Didn’t I tell you there were some great things happening this week? Well, this is one of them! Paula Daly, author of Just What Kind of Mother Are You? and Keep Your Friends Close has let me interview her again. I had the pleasure of interviewing Paula previously after her first novel, Just What Kind of Mother Are You? was published. Now, she has let me interview her yet again, so thank you, Paula, for being so generous with Books&Reviews (now Bodies in the Library)!
1. Where did the idea for Keep Your Friends Close come from?
I was having dinner with a friend who had been unlucky in love and she was complaining of the fact that she found it hard to meet someone.

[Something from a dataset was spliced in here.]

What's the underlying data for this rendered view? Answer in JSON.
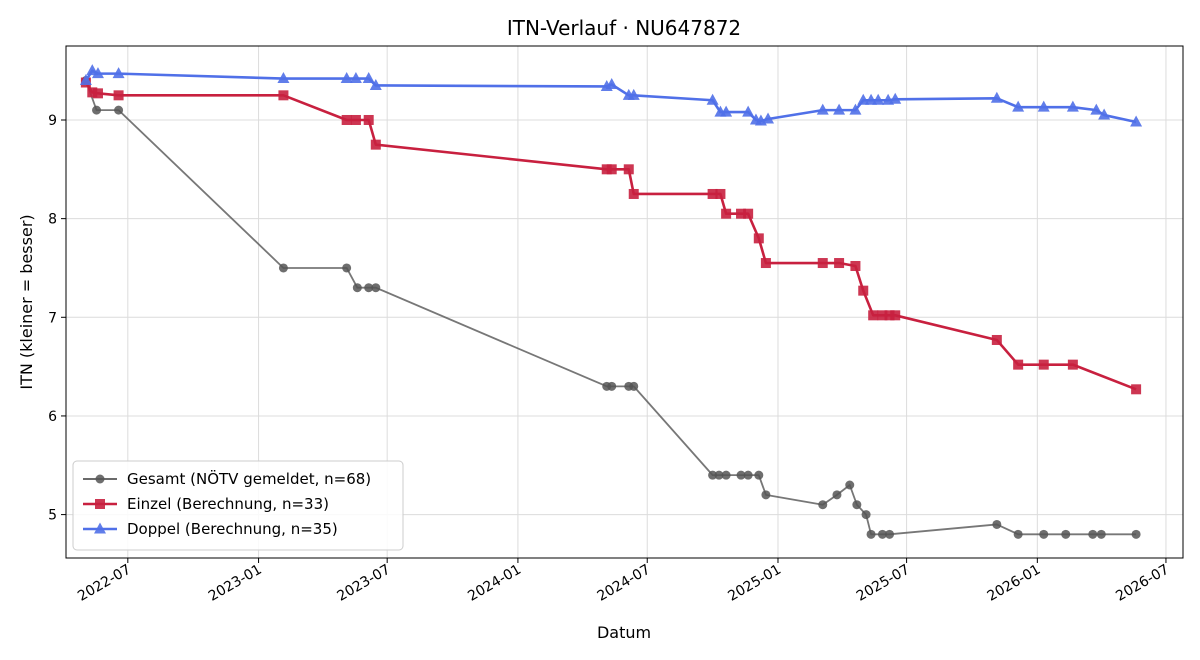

Without really thinking, I replied, “You don’t have any problem meeting someone, it’s snaring them that’s your trouble.”
Then I started to think about all the ruthless, driven women I’ve known, and the lengths that they would go to snare a man.
And then I thought – what if such a woman set her sights on my husband and I was powerless to stop her?
2. Eve is the quintessential femme fatale. Are you a fan of film noir?
Not particularly. But I am a fan of strong, complicated villains who push the hero to their absolute limits. If the villain is more powerful, cleverer, more ruthless than the hero, so much the better.
A story is only as good as its bad guy.
3. Being a femme fatale, Eve deserves the ending you gave her, but did you think of letting evil triumph?
No. But I did want you to champion Eve. Just as I want you to dislike Natty – our protagonist, on occasion. I want to blur the boundaries between good and bad and for the reader to not always like Natty, but to understand why she does things. And the same goes for Eve.
4. I felt Eve’s conquest of Sean was only possible because Natty and he were having sex “problems”. Did you want to confine their marital problems only to their sexual lives? Why/ Why not?
The lack of sex in Sean and Natty’s life was a symptom of a much bigger problem – the fact that Sean had become invisible to Natty. She was focused on the other stuff – the children and their hotel business. This was intentional because it is how a lot of us become when balancing work and kids, and so I wanted to highlight it.
The fact that Eve was able to woo Sean so easily with the promise of sex and attention was also intentional. I have known many couples break up just because one person receives what simply amounts to flattery from another. They go willingly and easily just because they have been so starved of affection for so long. We like to think we’re more complicated than that, but experience tells me we’re not.
5. Speaking of which, your characters are complex thanks to your inclusion of their sexual lives in the narrative, not something that comes up too often even nowadays. Also, Eve and Sean’s first sexual encounter makes one steamy scene! How did you confront the writing of this part of our lives and – particularly – that scene?
You’re right. Traditionally, thrillers have been written by men and they shy away from sex scenes. And rightly so, because they can be clumsy. But if sex is part of the motivation of a character then I think there’s a place for it. With regards to the writing of them, it is so much easier to write sex from the villain’s point of view. If it was from the hero’s point of view, then people would assume it was me in those scenes! And I’m far too prudish and self-conscious to let them think that!